Angela Merkel, la chancelière allemande séjournait en Algérie où elle espère renforcer les liens bilatéraux, mais également, avancer sur l‘épineux dossier de la crise migratoire. Point culminant de cette visite éclair, sa rencontre avec le chef de l’Etat algérien Abdelaziz Bouteflika, déjà reportée de plus d’un an.

En Algérie où elle a atterri dans la journée de ce lundi, Mme Merkel a été accueillie par le Premier ministre du pays Ahmed Ouyahia, avec qui elle s’est ensuite s’entretenu. Elle s’est par la suite recueillie au sanctuaire des martyrs de la guerre d’indépendance algérienne (1954-1962), sur les hauteurs de la baie d’Alger.

La chancelière allemande a, dans la soirée, été reçue par son homologue algérien Abdelaziz Bouteflika, selon une vidéo diffusée par la télévision nationale du pays. La teneur des échanges n’a pas été détaillée, mais les sujets de la visite d’Angela Merkel avaient d’ores et déjà été évoqués par les deux parties.

Les relations économiques devraient meubler une bonne partie des échanges alors que l’Allemagne espère renforcer son ancrage dans le commerce algérien, notamment dans les domaines de l’automobile, de l‘énergie solaire, des ressources en eau, de l’habitat, de la sécurisation des frontières et de l’industrie militaire, comme le souligne le site Tout Sur l’Algérie.

Accord sur les migrants

Outre les questions économiques, c’est aussi le dossier de l’immigration clandestine et de la sécurité transfrontalière qui intéressent Merkel. La Libye, la situation au Mali et au Sahel, ainsi qu’au Proche-Orient sont des points qu’ont dû abordés la dirigeante allemande et son homologue algérien. Il en est de même pour “le transfert des migrants algériens en situation irrégulière en Allemagne vers l’Algérie” sur lequel elle a affirmé, lors d’une conférence de presse cet après-midi , avoir trouvé un accord avec les autorités algériennes.
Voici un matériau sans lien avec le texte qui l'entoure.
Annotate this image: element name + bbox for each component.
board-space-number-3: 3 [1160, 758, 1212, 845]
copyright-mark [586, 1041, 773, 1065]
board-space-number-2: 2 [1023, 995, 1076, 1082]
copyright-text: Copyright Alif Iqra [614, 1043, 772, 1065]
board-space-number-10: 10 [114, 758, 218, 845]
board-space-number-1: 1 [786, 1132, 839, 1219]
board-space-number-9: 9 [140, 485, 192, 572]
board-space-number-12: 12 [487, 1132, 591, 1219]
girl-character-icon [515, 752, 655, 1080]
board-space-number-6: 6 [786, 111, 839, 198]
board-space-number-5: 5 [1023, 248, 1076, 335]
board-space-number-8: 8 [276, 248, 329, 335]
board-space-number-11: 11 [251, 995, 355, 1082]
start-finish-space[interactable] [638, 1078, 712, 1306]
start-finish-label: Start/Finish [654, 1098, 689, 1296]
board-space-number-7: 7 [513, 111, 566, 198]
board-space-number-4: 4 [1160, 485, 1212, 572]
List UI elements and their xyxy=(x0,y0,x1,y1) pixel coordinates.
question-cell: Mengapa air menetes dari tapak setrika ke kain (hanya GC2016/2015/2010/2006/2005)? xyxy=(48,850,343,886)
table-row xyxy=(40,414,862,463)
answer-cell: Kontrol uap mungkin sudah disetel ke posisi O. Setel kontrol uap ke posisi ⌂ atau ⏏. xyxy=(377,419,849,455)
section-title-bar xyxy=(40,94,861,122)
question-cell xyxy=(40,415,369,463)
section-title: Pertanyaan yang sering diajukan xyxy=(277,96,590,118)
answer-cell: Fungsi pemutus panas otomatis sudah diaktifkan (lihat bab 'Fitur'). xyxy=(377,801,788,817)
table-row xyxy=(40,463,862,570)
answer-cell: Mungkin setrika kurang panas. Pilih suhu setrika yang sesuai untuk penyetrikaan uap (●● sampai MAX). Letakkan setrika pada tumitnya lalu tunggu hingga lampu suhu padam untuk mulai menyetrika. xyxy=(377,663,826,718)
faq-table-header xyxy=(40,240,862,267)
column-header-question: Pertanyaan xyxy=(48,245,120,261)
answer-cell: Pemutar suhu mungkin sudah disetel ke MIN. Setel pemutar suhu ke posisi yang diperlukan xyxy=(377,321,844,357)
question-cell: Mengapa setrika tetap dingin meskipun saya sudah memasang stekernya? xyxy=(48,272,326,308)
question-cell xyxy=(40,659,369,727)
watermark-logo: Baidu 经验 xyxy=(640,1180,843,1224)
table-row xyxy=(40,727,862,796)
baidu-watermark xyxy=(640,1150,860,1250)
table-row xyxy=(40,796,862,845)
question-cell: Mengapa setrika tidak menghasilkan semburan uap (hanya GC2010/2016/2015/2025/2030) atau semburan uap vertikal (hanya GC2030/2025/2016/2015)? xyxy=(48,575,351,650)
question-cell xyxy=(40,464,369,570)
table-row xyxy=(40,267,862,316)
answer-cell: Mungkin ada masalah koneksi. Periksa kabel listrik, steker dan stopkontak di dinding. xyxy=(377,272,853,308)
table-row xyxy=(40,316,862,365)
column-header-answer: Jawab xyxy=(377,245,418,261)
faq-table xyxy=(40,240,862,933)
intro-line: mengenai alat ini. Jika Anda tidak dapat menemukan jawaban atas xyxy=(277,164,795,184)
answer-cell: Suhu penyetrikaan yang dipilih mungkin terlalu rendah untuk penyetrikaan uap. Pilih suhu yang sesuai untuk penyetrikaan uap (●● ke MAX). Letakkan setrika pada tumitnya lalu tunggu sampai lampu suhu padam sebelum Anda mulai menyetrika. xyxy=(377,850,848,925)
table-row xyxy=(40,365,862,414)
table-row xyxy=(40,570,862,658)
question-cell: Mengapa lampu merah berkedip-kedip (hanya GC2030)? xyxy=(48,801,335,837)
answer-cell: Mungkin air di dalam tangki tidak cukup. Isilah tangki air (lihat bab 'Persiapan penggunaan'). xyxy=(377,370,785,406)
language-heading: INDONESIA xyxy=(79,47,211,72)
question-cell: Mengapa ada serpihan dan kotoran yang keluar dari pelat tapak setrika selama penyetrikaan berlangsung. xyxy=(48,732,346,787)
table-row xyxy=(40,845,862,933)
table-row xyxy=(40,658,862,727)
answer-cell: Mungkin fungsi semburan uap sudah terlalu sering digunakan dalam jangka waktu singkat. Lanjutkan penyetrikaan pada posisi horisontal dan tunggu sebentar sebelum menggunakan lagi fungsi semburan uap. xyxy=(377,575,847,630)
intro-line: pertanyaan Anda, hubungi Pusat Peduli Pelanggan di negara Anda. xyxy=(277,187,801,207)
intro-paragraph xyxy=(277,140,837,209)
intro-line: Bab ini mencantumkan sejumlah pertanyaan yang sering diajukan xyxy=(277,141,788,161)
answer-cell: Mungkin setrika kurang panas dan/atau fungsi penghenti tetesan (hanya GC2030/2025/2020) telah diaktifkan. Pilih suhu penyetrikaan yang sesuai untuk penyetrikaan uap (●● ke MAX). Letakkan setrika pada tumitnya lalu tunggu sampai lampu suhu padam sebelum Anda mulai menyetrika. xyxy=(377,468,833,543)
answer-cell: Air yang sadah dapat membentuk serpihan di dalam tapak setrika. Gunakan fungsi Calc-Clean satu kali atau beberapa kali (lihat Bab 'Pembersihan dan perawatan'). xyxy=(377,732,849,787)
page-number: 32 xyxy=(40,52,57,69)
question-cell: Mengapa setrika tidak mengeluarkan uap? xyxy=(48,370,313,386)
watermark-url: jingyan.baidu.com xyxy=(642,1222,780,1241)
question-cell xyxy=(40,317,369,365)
En 10 ans, c’est le second déplacement d’Angela Merkel en Algérie, le premier remontant en 2008. Une visite avait toutefois été annulée en février 2017, lorsque la présidence algérienne a annoncé ‘une “bronchite aiguë” contractée par M. Bouteflika.

Ce dernier, affaibli depuis 2013 par les séquelles d’un AVC, reçoit peu de dignitaires étrangers et apparaît rarement en public. La dernière fois qu’il a reçu un dirigeant étranger remonte à avril dernier. Il recevait à l’occasion, le président du gouvernement espagnol Mariano Rajoy.